In a game featuring two teams playing without All-Star point guards due to injury, the Boston Celtics prevailed 118-106 over the host Portland Trail Blazers—handing the home team its fourth loss over the last five contests in the process.
Boston, without Kemba Walker, shot 49% from three-point land and were led by their other All-Star, Jayson Tatum, who scored a game-high 36 points and connected on a career-high eight three-pointers on the night. Meanwhile, the Blazers’ struggles with Damian Lillard on the sideline continued. CJ McCollum went for a team-high 28 points and again showcased his playmaking ability with 10 assists, but didn’t get enough help until it was too late.
Portland opened the game on a 7-0 run, before Jaylen Brown finally put the Celtics on the board with a three-pointer at the nine-minute mark. The Blazers held a 17-15 lead with five minutes remaining when Enes Kanter checked into the game for Boston to a nice ovation from the Rip City faithful. The C’s took their first lead on a Tatum triple shortly after, freed up on a screen from the big man. They would never relinquish this advantage.
Despite the hot start, the Blazers’ offensive momentum was halted due to a string of turnovers. As the Celtics began to knock down their shots, after starting the game ice cold, they were able to expand on the lead. However, thanks in large part to McCollum—who scored 10 points in the frame—Boston only led 28-24 through the game’s first 12 minutes. The Celtics made seven shots (out of 12 attempts) from distance in the quarter, including three from Marcus Smart.
Boston scored five quick points to kick-off the second, and it looked like they might start to pull away. However, Portland countered with a 7-0 run of their own to get right back in the game. The Celtics remained red-hot from three, and saw their lead slowly expand up to double-digits by the seven-minute mark. Turnovers continued to be an issue for the Blazers over the stretch.
After the Celtics started getting sloppy with the ball, the Blazers were able to take advantage and pull back within three, mostly from the free-throw line. Tatum and Brown then combined for seven unanswered points to put Boston back up ten with two minutes remaining in the period. Portland entered halftime trailing 56-48.
The two teams traded baskets for much of the quarter. The Celtics started to find success in the paint, but continued to knock down their shots from beyond the arc. Meanwhile, Portland began to catch fire from distance, after doing much of their first half damage in the key. Boston eventually started to pull away as the Blazers’ offense cooled, leading by 14 with just under four minutes remaining. They would lead by as many as 18, and took a 85-70 lead into the game’s final stanza.
Tatum was absolutely lights-out—particularly from distance—over the first half of the frame to keep the Celtics ahead comfortably despite an improved Portland offense. The Blazers received scoring contributions from the likes of Hassan Whiteside and Trevor Ariza, and eventually made a run with Tatum out of the game—but were never able to pull within single-digits.

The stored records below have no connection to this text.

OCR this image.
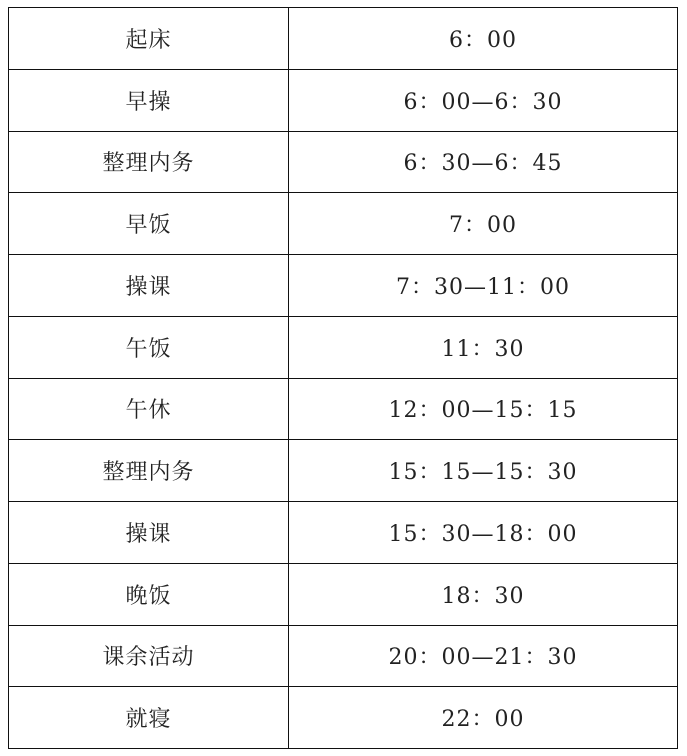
起床	6：00
早操	6：00—6：30
整理内务	6：30—6：45
早饭	7：00
操课	7：30—11：00
午饭	11：30
午休	12：00—15：15
整理内务	15：15—15：30
操课	15：30—18：00
晚饭	18：30
课余活动	20：00—21：30
就寝	22：00
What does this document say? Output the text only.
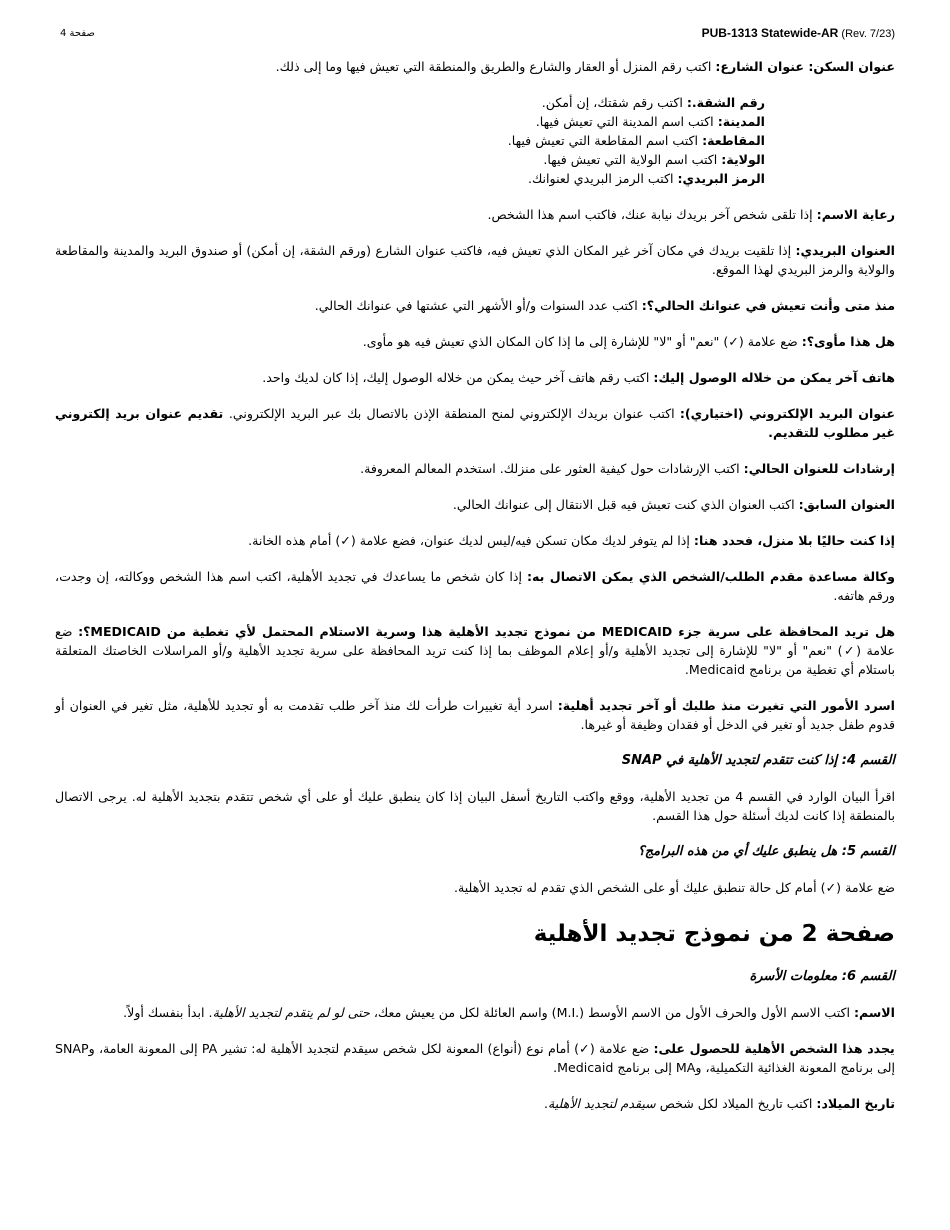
صفحة 4	PUB-1313 Statewide-AR (Rev. 7/23)

عنوان السكن: عنوان الشارع: اكتب رقم المنزل أو العقار والشارع والطريق والمنطقة التي تعيش فيها وما إلى ذلك.

رقم الشقة.: اكتب رقم شقتك، إن أمكن.
المدينة: اكتب اسم المدينة التي تعيش فيها.
المقاطعة: اكتب اسم المقاطعة التي تعيش فيها.
الولاية: اكتب اسم الولاية التي تعيش فيها.
الرمز البريدي: اكتب الرمز البريدي لعنوانك.

رعاية الاسم: إذا تلقى شخص آخر بريدك نيابة عنك، فاكتب اسم هذا الشخص.

العنوان البريدي: إذا تلقيت بريدك في مكان آخر غير المكان الذي تعيش فيه، فاكتب عنوان الشارع (ورقم الشقة، إن أمكن) أو صندوق البريد والمدينة والمقاطعة والولاية والرمز البريدي لهذا الموقع.

منذ متى وأنت تعيش في عنوانك الحالي؟: اكتب عدد السنوات و/أو الأشهر التي عشتها في عنوانك الحالي.

هل هذا مأوى؟: ضع علامة (✓) "نعم" أو "لا" للإشارة إلى ما إذا كان المكان الذي تعيش فيه هو مأوى.

هاتف آخر يمكن من خلاله الوصول إليك: اكتب رقم هاتف آخر حيث يمكن من خلاله الوصول إليك، إذا كان لديك واحد.

عنوان البريد الإلكتروني (اختياري): اكتب عنوان بريدك الإلكتروني لمنح المنطقة الإذن بالاتصال بك عبر البريد الإلكتروني. تقديم عنوان بريد إلكتروني غير مطلوب للتقديم.

إرشادات للعنوان الحالي: اكتب الإرشادات حول كيفية العثور على منزلك. استخدم المعالم المعروفة.

العنوان السابق: اكتب العنوان الذي كنت تعيش فيه قبل الانتقال إلى عنوانك الحالي.

إذا كنت حاليًا بلا منزل، فحدد هنا: إذا لم يتوفر لديك مكان تسكن فيه/ليس لديك عنوان، فضع علامة (✓) أمام هذه الخانة.

وكالة مساعدة مقدم الطلب/الشخص الذي يمكن الاتصال به: إذا كان شخص ما يساعدك في تجديد الأهلية، اكتب اسم هذا الشخص ووكالته، إن وجدت، ورقم هاتفه.

هل تريد المحافظة على سرية جزء MEDICAID من نموذج تجديد الأهلية هذا وسرية الاستلام المحتمل لأي تغطية من MEDICAID؟: ضع علامة (✓) "نعم" أو "لا" للإشارة إلى تجديد الأهلية و/أو إعلام الموظف بما إذا كنت تريد المحافظة على سرية تجديد الأهلية و/أو المراسلات الخاصتك المتعلقة باستلام أي تغطية من برنامج Medicaid.

اسرد الأمور التي تغيرت منذ طلبك أو آخر تجديد أهلية: اسرد أية تغييرات طرأت لك منذ آخر طلب تقدمت به أو تجديد للأهلية، مثل تغير في العنوان أو قدوم طفل جديد أو تغير في الدخل أو فقدان وظيفة أو غيرها.

القسم 4: إذا كنت تتقدم لتجديد الأهلية في SNAP

اقرأ البيان الوارد في القسم 4 من تجديد الأهلية، ووقع واكتب التاريخ أسفل البيان إذا كان ينطبق عليك أو على أي شخص تتقدم بتجديد الأهلية له. يرجى الاتصال بالمنطقة إذا كانت لديك أسئلة حول هذا القسم.

القسم 5: هل ينطبق عليك أي من هذه البرامج؟

ضع علامة (✓) أمام كل حالة تنطبق عليك أو على الشخص الذي تقدم له تجديد الأهلية.

صفحة 2 من نموذج تجديد الأهلية
القسم 6: معلومات الأسرة

الاسم: اكتب الاسم الأول والحرف الأول من الاسم الأوسط (.M.I) واسم العائلة لكل من يعيش معك، حتى لو لم يتقدم لتجديد الأهلية. ابدأ بنفسك أولاً.

يجدد هذا الشخص الأهلية للحصول على: ضع علامة (✓) أمام نوع (أنواع) المعونة لكل شخص سيقدم لتجديد الأهلية له: تشير PA إلى المعونة العامة، وSNAP إلى برنامج المعونة الغذائية التكميلية، وMA إلى برنامج Medicaid.

تاريخ الميلاد: اكتب تاريخ الميلاد لكل شخص سيقدم لتجديد الأهلية.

Tatum returned, and his step-back three at the three-minute mark put Boston back up 17—proving to be the final nail in the coffin for Portland in a 118-106 Celtics victory.
The Celtics could have, and probably should have won this game by a lot more than they actually did. Fortunately for Portland, they’re in the midst of a tough Western road trip and probably didn’t take the short-handed Blazers too seriously. Unfortunately for Portland, it didn’t seem to matter.
The Blazers defense was simply too porous to give the team any real chance of winning, barring an offensive explosion (which didn’t happen). Taking advantage of Whiteside’s well-documented struggles to defend the perimeter, Boston was able to get a litany of open looks from distance off of ball screens as Portland’s guards tried in vain to play catch-up off of the pick. The post defense wasn’t much better, as Daniel Theis was routinely able to screen the guard up top to create space and then seal-off Whiteside down low in the same play to give the Celtics scorers an open lane to the hoop.
Offensively, nobody for the Blazers was able to get much of anything going outside of the fourth quarter besides McCollum, minus a few sprinklings from Carmelo Anthony. After scoring below 25 points in each of the first three periods, they rallied for 36 in the final frame, only to give up 33 on the other end—eliminating any chance of a comeback.
The Blazers kick-off a three-game road trip against the Indiana Pacers on Thursday night.